{2-610.} 'Certain Points'

Finally, note must be taken of the first experiment in regulating socage, initiated by the government in 1769. Of limited scope, the measure had scarcely begun to be implemented at the end of the period under consideration.

Prior to 1750, the central government had made little attempt to influence relations between Transylvania's landowners and villeins. Between 1750 and 1770, its priorities were tax reform (including, tangentially, the settlement of Saxon problems) and consolidation of the country's defences by means of the frontier guard. A forceful reform of socage was already under way in Hungary when the government turned to address the issue in Transylvania. To be sure, one of the principal tasks of the regular county courts established in 1763 was to investigate and remedy the villeins' grievances, and it was possible to appeal against the judgment of these courts. However, only around 1767–68 did the issue gain serious consideration.

In 1767, the Gubernium, acting on the queen's orders, requested local governments to report on the practice of corvée. After some procrastination, the Gubernium gave in to the insistence of Bruckenthal (who, as provincial chancellor, was a member of the body) and proceeded in early 1768 to examine the reports. Bruckenthal instructed István Halmágyi, clerk to the Gubernium, to draft a plan for the regulation of socage, and he argued that if the Gubernium refused to submit it to the central government, the latter would take the matter into its own hands, as was done with respect to Hungary. The plan proposed that the area of fields, pastures, and woodlands making up a full, half, and quarter plot be calculated on the basis of the benefices enjoyed by villeins. It further proposed the abrogation of practices that not only appeared abusive (week-long corvée, demands for pigs and wine, special levies) but were also in clear contravention of the law.

{2-611.} In his memorandum on Transylvanian agriculture, András Hadik, the military commander and chairman of the Gubernium, had criticized the excessive levels of socage. Hadik maintained that this was the main reason for the backwardness of Transylvania's agriculture, and why villeins often left sowing to a late date.
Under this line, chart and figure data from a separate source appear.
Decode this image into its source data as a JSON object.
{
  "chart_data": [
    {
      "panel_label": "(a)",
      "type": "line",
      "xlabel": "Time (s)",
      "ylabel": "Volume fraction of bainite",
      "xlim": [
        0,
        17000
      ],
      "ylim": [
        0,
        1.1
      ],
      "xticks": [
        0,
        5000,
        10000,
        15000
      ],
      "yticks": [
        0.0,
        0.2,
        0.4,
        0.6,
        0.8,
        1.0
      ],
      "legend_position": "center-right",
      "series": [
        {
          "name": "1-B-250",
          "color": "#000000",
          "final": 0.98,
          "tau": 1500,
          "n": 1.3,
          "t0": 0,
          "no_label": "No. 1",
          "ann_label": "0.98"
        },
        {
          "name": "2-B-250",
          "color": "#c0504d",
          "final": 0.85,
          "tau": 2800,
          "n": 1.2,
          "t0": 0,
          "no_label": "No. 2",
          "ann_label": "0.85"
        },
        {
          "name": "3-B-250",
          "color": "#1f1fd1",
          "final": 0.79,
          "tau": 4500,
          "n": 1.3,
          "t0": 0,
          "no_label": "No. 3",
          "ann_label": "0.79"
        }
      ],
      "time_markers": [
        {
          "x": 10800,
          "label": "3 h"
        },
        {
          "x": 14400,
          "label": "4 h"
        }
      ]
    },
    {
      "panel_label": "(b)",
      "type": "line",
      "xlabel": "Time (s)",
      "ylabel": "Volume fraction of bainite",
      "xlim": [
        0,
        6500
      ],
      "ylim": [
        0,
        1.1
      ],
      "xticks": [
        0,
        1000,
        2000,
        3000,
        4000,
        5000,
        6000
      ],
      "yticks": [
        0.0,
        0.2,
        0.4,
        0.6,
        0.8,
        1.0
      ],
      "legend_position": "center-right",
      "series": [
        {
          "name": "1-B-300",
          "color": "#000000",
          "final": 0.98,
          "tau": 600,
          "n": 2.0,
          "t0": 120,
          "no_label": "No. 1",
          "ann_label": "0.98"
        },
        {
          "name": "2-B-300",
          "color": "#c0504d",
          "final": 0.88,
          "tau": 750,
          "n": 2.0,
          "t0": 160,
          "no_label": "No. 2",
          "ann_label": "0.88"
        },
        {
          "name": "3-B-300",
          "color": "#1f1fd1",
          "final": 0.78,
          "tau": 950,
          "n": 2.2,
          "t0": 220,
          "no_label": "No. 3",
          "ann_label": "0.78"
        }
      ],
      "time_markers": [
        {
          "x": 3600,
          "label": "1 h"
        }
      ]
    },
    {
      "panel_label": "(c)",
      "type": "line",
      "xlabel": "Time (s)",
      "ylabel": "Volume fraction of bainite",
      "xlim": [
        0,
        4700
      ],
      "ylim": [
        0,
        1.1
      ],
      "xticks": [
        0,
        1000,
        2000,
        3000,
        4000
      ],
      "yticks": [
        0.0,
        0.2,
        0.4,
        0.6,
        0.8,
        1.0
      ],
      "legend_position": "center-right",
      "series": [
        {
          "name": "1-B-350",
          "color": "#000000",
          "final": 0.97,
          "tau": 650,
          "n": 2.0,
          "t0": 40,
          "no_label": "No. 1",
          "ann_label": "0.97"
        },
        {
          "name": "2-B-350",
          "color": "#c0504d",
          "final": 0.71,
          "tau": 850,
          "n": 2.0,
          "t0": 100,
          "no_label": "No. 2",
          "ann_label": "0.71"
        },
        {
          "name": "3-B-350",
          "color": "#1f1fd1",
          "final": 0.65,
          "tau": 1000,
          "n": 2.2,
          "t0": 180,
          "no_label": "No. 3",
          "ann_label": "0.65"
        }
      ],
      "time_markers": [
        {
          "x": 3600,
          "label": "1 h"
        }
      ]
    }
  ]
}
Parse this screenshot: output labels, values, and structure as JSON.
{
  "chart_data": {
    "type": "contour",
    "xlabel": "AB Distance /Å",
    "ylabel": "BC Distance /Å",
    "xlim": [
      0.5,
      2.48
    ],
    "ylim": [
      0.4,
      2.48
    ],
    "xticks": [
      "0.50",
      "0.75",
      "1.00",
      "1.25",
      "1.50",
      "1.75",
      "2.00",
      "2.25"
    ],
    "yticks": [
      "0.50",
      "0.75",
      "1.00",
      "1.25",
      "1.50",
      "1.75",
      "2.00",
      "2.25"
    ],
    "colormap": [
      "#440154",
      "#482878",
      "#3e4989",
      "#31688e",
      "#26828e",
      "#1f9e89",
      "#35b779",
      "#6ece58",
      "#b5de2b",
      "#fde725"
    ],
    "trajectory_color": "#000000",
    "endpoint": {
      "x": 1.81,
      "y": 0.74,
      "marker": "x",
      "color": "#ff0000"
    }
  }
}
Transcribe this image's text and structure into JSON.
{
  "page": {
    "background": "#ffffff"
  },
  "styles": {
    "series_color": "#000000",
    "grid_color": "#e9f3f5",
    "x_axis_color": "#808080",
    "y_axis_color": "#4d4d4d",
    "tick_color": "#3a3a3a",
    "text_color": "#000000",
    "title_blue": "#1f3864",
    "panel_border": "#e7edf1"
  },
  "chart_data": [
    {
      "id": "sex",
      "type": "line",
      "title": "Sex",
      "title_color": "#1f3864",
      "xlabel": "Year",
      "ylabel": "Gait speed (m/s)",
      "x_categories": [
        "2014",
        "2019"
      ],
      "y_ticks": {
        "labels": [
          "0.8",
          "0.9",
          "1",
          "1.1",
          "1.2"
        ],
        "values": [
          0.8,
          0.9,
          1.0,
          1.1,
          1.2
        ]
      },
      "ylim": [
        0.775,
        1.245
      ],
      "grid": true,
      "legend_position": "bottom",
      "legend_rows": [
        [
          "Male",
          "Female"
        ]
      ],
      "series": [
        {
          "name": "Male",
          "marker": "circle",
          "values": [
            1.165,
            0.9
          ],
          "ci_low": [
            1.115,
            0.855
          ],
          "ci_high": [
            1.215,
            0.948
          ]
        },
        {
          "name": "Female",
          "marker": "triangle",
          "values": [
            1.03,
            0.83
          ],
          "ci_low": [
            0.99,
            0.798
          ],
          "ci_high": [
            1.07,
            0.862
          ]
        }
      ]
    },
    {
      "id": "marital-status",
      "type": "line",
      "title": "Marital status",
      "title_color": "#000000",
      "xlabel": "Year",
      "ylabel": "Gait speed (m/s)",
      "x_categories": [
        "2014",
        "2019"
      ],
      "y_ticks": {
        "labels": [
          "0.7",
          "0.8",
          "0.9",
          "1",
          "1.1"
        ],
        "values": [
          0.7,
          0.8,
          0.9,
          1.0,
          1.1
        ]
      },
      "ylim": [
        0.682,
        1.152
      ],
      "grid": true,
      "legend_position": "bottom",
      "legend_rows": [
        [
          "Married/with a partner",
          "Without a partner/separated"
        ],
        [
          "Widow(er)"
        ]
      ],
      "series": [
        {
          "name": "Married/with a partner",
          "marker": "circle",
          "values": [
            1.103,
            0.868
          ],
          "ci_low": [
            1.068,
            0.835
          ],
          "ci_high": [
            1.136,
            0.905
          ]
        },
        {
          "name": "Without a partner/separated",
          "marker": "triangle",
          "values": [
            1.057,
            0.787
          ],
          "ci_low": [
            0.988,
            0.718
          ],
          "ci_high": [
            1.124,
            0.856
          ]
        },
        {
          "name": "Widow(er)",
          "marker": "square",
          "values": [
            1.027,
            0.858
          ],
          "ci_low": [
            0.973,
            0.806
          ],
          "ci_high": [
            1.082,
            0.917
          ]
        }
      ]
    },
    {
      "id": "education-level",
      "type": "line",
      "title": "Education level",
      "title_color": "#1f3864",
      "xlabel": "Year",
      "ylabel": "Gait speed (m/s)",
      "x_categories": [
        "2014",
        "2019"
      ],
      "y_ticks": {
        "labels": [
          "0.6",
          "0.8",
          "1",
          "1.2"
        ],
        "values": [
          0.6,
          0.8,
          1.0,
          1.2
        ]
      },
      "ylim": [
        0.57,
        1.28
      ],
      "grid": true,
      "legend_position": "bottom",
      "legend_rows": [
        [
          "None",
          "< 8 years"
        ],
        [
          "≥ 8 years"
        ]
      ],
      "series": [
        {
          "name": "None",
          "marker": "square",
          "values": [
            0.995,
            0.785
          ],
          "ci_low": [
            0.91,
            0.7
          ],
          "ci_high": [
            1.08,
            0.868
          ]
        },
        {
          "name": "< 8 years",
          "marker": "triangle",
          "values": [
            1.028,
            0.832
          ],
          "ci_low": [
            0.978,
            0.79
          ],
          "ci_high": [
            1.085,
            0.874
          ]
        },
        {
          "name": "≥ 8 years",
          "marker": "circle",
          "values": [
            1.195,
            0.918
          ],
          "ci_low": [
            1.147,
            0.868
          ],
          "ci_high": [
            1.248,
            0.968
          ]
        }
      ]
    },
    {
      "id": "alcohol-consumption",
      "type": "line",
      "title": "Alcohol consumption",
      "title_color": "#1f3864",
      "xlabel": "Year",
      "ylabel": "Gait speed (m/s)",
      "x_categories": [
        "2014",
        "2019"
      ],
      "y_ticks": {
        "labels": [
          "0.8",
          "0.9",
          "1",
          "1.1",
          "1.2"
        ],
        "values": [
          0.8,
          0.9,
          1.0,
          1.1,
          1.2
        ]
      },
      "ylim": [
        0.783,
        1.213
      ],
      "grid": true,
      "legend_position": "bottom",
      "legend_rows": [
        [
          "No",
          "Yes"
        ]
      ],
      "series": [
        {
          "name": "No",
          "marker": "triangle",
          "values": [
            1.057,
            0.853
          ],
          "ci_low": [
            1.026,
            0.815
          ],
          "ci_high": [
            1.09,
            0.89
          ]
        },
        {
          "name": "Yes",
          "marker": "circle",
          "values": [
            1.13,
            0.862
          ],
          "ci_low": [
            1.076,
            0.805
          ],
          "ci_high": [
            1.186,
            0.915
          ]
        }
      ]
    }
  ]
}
He also criticized the operation of the tithe: villeins were not allowed to bring in their crops until the tithe had been levied. However, implementation of the reform was left to his successor, General O'Donel, and to Bruckenthal. In 1769, the Hungarian and Székely landowner-councillors on the Gubernium made a pact with their Saxon counterparts: the latter would back the other two 'nations'' demand that the question of socage be referred to the diet, while the former would support the Saxons' efforts to defend their interests in the Királyföld against the Treasury. O'Donel and Bishop Bajtay managed to break up this coalition, for only four councillors persisted in demanding referral to the diet; but O'Donel failed to impose his view that socage be limited to two days a week with, and three days without draught oxen. Bruckenthal launched a decisive counter-attack, arguing in his petition to the sovereign that O'Donel's proposal required legal amendments that could only be enacted by the diet. It was therefore the Gubernium's view that prevailed in Transylvania's first attempt at regulating socage, enshrined, in fall 1769, in a decree entitled Bizonyos punctumok ('Certain Points').

'Certain Points' was, in essence, little more than a confirmation of the laws passed in 1714 (as amended in 1742) and 1747. Regarding the villein's plots, it provided, instead of concrete regulation, only a general injunction that landowners should give their villeins and cotters 'convenient accommodation suited to their status' as well as arable land and hayfields 'in keeping with the particularities of the hinterland'. This fell short of the Hungarian socage reform, which required that villein's plots be allocated in accordance with size specifications and local environmental conditions. {2-612.} The decree did confirm the villagers' rights to commonly used woodlands (without thereby qualifying the landowner's legal title). With regard to corvée, the decree followed earlier guidelines: for villeins, a weekly maximum of four days' manual labour, or three days with draught oxen (unless this was done collectively, in which case the limit was four days); for cotters who had a plot in the hinterland, two days a week with or without draught oxen, and for those who did not, one day a week. Cotters' contracts that provided more favourable terms were to remain in force. If the landowner's farm was more than half a day's walk from villeins' home, the latter should perform the corvée in continuous stretches of no more than three weeks' duration, after which they must be given the same length of time to work on their own plots. The time spent going to and from work should be counted in the corvée. The villeins' obligation to pay tenths or ninths (to the extent that the latter remained customary) was maintained, as was their duty to make contributions to the landowners' kitchen.

Thus the 'Certain Points' decree brought little alteration in the land-entitlement and service obligations of villeins. What is more, it remained, for the most part, a dead letter. Over the next few decades, the circumstances of villeins and cotters would be governed by local factors, much as they had been between 1711 and 1770.